Wer gezielt darauf achtet, wie seine Anreise nach Montpellier verläuft, hat möglicherweise nicht diese Empfindung, deshalb sollte man es nach Möglichkeit so anstellen, dass einem die städtischen Bilder wie im Kino ganz plötzlich anspringen, gewissermaßen so, als seien einem auf der Anreise die Augen verbunden.
Wer Glück hat, erwischt einen Tag Anfang Oktober, wenn die Sonne ihre gefährliche Kraft etwas eingebüßt hat und ihre schier endlosen Lichtstrahlen die mediterrane Landschaft nur noch sanft berühren. Und wer zum ersten Mal -wie sozusagen höheren Ortes hineingestellt- im Jardin des Plantes gewissermaßen zu Bewusstsein kommt, sagen wir an einem Vormittag, der könnte sich an den Garten des Epikur erinnert fühlen, von der Muse geküsst sein und ergriffen von einer speziellen Sehnsucht, die danach giert, sich von diesem Moment an nur noch den schön geistigen Dingen zu widmen. Es heißt, Paul Valery habe in diesem ältesten botanischen Garten Frankreichs gern verweilt, wurde er doch unweit in Sête geboren.
Schlendert man in dem Garten herum, so hört man gelegentlich ein einsames Vogelzwitschern. Schritte entfernt dringt plötzlich ein Quaken ans Ohr. Wer sich dann zur eigenen Inspiration ein wenig mit den Fröschen in diesem verwunschenen Teich anfreunden möchte, der bringt etwas Zeit und ein adäquates Zutrauen ihnen gegenüber mit. Es sieht nämlich fast danach aus, als warteten sie nur auf eine Begegnung, so neugierig sitzen sie in Vielzahl auf den feuchten Blättern der Seerosen. Sie springen erst ins Wasser, wenn sich das Schlüsselklappern einer Person des Sicherheitsdienstes nähert.

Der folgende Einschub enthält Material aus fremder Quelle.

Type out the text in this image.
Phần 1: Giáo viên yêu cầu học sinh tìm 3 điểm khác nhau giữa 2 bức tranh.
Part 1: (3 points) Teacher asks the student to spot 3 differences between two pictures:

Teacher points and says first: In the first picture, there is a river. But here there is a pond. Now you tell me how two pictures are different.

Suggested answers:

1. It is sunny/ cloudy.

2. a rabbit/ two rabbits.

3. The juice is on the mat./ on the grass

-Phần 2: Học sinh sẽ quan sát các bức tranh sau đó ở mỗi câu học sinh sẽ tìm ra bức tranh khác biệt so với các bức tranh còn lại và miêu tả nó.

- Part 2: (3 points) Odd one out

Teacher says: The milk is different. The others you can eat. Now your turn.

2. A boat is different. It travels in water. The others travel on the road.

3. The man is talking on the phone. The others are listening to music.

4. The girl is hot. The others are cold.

Unweit wird ein junger Mann mit Hund gebeten, die Bank wieder freizumachen und sich Richtung Ausgang zu begeben.
Selbst setzt man seinen Weg fort, bestaunt einen kleinen Teil der Vegetation der über zweitausend Pflanzenarten, etwa den zweihundertfünfzig Jahre alten Olivenbaum, den beindruckenden Bambuswald, den Ginkgo biloba aus dem 18. Jahrhundert sucht man vergeblich und verliert sich stattdessen in der Zeit, als stünde so lange alles Bekannte in und um einen herum still, bis man wieder zum Tor hinaustritt.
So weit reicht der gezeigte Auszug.